Women in Native American Music: Can Egalitarian Tradition Translate Into the Music Culture?

Who knew that a simple word search of “women” could bring me to thinking about feminism in the United States in relation to Native American women and their influence? In my search for primary sources, I wanted to dive deeper on my understanding of the Native American culture pertaining to women. But the obvious question reveals itself: what about women in Native American music? This question was secondary to my research- I found it necessary to get a really solid foundation on Native American women traditions. But regardless, there is something to say about the history and traditions of Native American women and how they were viewed and how they viewed themselves within the environments they lived in. This search process started when I came across various newspaper articles and book sections that discussed Native American women- in tradition and in practice.

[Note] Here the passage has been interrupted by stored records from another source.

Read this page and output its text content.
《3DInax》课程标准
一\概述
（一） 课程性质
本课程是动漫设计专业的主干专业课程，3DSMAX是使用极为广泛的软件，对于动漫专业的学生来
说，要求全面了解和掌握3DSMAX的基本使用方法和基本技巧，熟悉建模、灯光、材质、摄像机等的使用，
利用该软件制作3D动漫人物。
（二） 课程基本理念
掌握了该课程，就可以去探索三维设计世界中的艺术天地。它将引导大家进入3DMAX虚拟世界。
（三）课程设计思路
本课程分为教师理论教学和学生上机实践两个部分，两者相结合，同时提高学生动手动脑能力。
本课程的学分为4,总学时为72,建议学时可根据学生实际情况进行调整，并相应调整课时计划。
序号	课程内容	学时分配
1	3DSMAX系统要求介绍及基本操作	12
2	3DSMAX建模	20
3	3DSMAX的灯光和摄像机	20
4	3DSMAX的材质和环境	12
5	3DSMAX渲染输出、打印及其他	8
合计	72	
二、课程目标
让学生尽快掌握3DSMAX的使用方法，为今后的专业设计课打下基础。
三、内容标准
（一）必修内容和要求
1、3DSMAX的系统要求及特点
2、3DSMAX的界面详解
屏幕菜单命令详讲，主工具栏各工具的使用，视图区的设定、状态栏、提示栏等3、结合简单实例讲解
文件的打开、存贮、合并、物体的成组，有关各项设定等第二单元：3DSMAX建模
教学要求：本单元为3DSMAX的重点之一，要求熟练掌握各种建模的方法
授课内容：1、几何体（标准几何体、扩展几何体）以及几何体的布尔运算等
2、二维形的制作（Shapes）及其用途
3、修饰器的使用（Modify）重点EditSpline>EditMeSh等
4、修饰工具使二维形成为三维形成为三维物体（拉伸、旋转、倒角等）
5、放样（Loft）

Akwesasne Notes, Vol. 13, No. 5, Dec 1981, © The Newberry Library

This first primary source I came across was written by Katsi Cook, a young Mohawk woman, “lay midwife and organizer around women’s health care issues” who played a vital role in Native American women’s advocacy and health. She is the found of the Women’s Dance Health Program in Minneapolis, MN- “translating traditional concepts into a practical tool” for women’s health. Cook goes in great depth about the “origin” of the woman and how various cosmologies have shaped the way that women are viewed in the Native American culture and how they’ve viewed themselves. Cook’s descriptions of the traditional view and journey to womanhood in the Native American culture leads to the emphasis on the dire need for women, the “center of the Circle of Life”, in their culture.

“Women are the base of the generations. They are the carriers of the culture.” -Katsi Cook

I found a newspaper article that supports the theme of the importance of women and the strong role that they have in the Native American culture. This article advertising the Native American Women’s Action Council stood out to me in just how much importance this seemed to hold, even in the 1970s, when the US at the time was ramping up its second wave of feminism pushing for equality. But that’s the thing. Native American women are viewed as equals in their societies. In an article written by Sally Roesch Wagner, the Six Nations Haudenosaunee (Iroquis) Confederacy (Mohawk, Oneida, Onondaga, Cayuga and Seneca tribes) women have lived with “rights, sovereignty, and integrity” a lot longer than the European settlers that came after them. The suffrage leaders Matilda Joslyn Gage, Elizabeth Cady Stanton, Alice Fletcher, etc. learned a great deal from the Native American women in the late 19th century. There were stark differences in the way women were treated, viewed, and valued.

“Fletcher explained to the International Council, ‘As I have tried to explain our statutes to Indian women, I have met with but one response. They have said: ‘As an Indian woman I was free. I owned my home, my person, the work of my own hands, and my children could never forget me. I was better as an Indian woman than under white law.’” -Wagner

In reading about all the ways Native American women were able to participate and have authority over so many aspects of their culture, it made me ask about how that translated to the music. Did this egalitarian culture of the Native Americans have any influence on how women were involved in the music scene? I couldn’t help but think that it did. It honestly makes me sad that I do not know more about this type of representation. And I feel as if I have barely scratched off the very top layer on this topic. In our Western education, we put a lot of emphasis on mis- and underrepresentation of white, Euro-American women composers and performers, but there is so much more music that has yet to be emphasized and women to be recognized.